Nutrition is a vital part of maintaining vision and overall eye health, with many expert studies suggesting that up to 25% of all nutrient intake goes to supporting our valuable visual system. Beyond your eyes, this system includes the nerves, blood vessels and parts of the brain that help to obtain and interpret the images that we see. Vitamin C & E, zinc, lutein, zeaxanthin, and omega-3 fatty acids are some of the more common nutrients that help maintain ocular health and prevent or slow the progression of some diseases like cataracts or macular degeneration. Vitamin C & E are helpful in keeping your body's tissues strong & healthy and maintaining good cardiovascular health.

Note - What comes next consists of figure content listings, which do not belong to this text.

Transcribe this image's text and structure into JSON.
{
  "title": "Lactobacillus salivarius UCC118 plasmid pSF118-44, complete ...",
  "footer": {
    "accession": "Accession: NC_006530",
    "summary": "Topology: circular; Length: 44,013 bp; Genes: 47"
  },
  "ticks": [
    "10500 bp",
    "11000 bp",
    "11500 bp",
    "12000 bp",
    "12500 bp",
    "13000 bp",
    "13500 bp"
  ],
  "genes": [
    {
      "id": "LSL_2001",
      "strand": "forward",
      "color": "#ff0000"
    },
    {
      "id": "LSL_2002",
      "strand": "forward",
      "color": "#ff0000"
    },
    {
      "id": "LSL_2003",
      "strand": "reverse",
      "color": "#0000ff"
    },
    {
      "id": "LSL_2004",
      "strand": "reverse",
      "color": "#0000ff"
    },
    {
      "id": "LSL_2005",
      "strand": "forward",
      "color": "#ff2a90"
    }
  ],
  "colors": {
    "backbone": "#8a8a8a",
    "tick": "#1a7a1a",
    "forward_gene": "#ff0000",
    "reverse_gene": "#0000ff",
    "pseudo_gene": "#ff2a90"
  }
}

While the Age-Related Eye Disease Study (AREDS), sponsored by the Federal Government’s National Eye Institute showed that taking high levels of antioxidants / beta carotenes and zinc can reduce the risk of developing macular degeneration, it should also be noted that not everyone can safely take these supplements. There have been studies that have shown smokers have an increased risk of developing lung cancer when taking increased amounts of beta carotenes and antioxidants. It is best to consult with your doctor before adding any supplements to your diet.
Whole unprocessed foods, including fruits, vegetables, seeds and nuts and limiting the intake of sweets and preserved food are very important in maintaining a balanced diet and proper nutrition.
Nearly all health experts recommend green leafy vegetables like spinach, kale, or brussel sprouts because they can help protect against many serious diseases and promote good cardiovascular health. A handful of sunflower seeds, almonds, walnuts or even wheat germ oil in your salad can provide an essential boost of Vitamin E. One can also look for dark berries like blueberries or black berries which contain lutein and zeaxanthin which have been shown to protect against macular degeneration. For some people, making “green smoothies” is a good way to add some of these essential vegetables and fruits to their diet easily.
Aside from eating vegetables and fruits, keeping a balance of protein, namely poultry, fish, or meat is important. Getting a little f fish, such as salmon which contains omega-3 fatty acids, into your diet every week and limiting the amount of red meat will help you maintain better cardiovascular and ocular health.